- Sami-ul-Haq (right) with Uzair Gul Peshawari

Personal life
- Born: 1886 Ziarat Kaka Sahib, British India (present-day Pakistan)
- Died: 17 November 1989 (aged 102–103) Peshawar, NWFP, Pakistan
- Education: Darul Uloom Deoband
- Known for: Silk Letter Movement

Religious life
- Religion: Islam

Muslim leader
- Disciple of: Mahmud Hasan Deobandi

= Uzair Gul Peshawari =

Pakistani Islamic scholar and activist (1886–1989)

Uzair Gul Peshawari (1886 – 17 November 1989) was an Islamic scholar and an activist of the Indian freedom struggle against British rule who actively participated in the Silk Letter Movement.
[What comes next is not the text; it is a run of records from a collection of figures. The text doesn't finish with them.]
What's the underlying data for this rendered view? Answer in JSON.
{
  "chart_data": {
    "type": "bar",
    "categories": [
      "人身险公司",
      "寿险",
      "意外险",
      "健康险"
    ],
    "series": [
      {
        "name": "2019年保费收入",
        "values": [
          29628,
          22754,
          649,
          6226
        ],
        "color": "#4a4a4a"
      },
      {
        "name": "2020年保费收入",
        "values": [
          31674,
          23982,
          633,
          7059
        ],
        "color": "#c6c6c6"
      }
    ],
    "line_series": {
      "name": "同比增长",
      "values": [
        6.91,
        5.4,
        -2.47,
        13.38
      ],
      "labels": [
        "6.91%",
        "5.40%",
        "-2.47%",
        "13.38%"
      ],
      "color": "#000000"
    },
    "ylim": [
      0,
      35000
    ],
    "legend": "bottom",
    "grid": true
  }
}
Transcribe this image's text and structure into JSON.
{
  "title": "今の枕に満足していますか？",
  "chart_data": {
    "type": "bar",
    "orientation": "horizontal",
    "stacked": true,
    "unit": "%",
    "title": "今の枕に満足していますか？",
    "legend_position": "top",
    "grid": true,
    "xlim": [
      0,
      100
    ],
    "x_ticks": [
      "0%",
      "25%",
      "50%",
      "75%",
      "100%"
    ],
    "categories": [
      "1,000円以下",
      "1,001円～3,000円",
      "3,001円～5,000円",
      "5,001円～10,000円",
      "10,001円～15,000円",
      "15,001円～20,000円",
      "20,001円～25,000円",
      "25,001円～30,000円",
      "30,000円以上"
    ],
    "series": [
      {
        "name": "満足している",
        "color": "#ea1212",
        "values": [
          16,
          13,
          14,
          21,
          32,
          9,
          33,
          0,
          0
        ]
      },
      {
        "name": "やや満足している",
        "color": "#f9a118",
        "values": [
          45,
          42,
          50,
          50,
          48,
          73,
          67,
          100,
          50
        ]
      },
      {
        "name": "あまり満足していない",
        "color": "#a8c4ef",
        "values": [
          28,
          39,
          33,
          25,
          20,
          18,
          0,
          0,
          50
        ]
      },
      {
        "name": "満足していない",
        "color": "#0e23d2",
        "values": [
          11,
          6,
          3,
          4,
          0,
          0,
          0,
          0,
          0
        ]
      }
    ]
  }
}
He was an alumnus of the Darul Uloom Deoband and served as the head-teacher of Madrasa Rahmania in Roorkee.

==Biography==
Gul hailed from Ziarat Kaka Sahib, a town located in Peshawar. He completed his primary studies with local teachers and moved to Darul Uloom Deoband, where he studied with Mahmud Hasan Deobandi. He graduated from Darul Uloom in 1331 A.H. During Khilafat Movement, Gul was made the president of Khilafat Committee in Deoband. He was a close companion of Mahmud Hasan Deobandi and was imprisoned along with him in Malta for his role in the Silk Letter Movement.

He served as a teacher at Darul Uloom Deoband and before World War II, he was appointed as a head-teacher in Madrasa Rahmania in Roorkee.

In 1945, Gul moved to his native place in Peshawar along with his English wife Beatrice Cooke.

Gul died on 17 November 1989.

==Family==
Gul's first wife was a daughter of Mahmud Hasan Deobandi's niece. During his stay at Roorkee, he married a new Muslim English woman named Beatrice Cooke. Gul's second wife Cooke also wrote an English translation of Quran which remains unpublished.

==Legacy==
- At University of Peshawar, Murad Ali Shah wrote a Master of Arts thesis entitled Mawlāna Uzair Gul-The Prisoner of Malta.
- At University of Islamabad, Farzana Nisar wrote a Master of Philosophy thesis entitled Mawlāna Uzair Gul (Aseer-i-Malta): His Life and Achievements.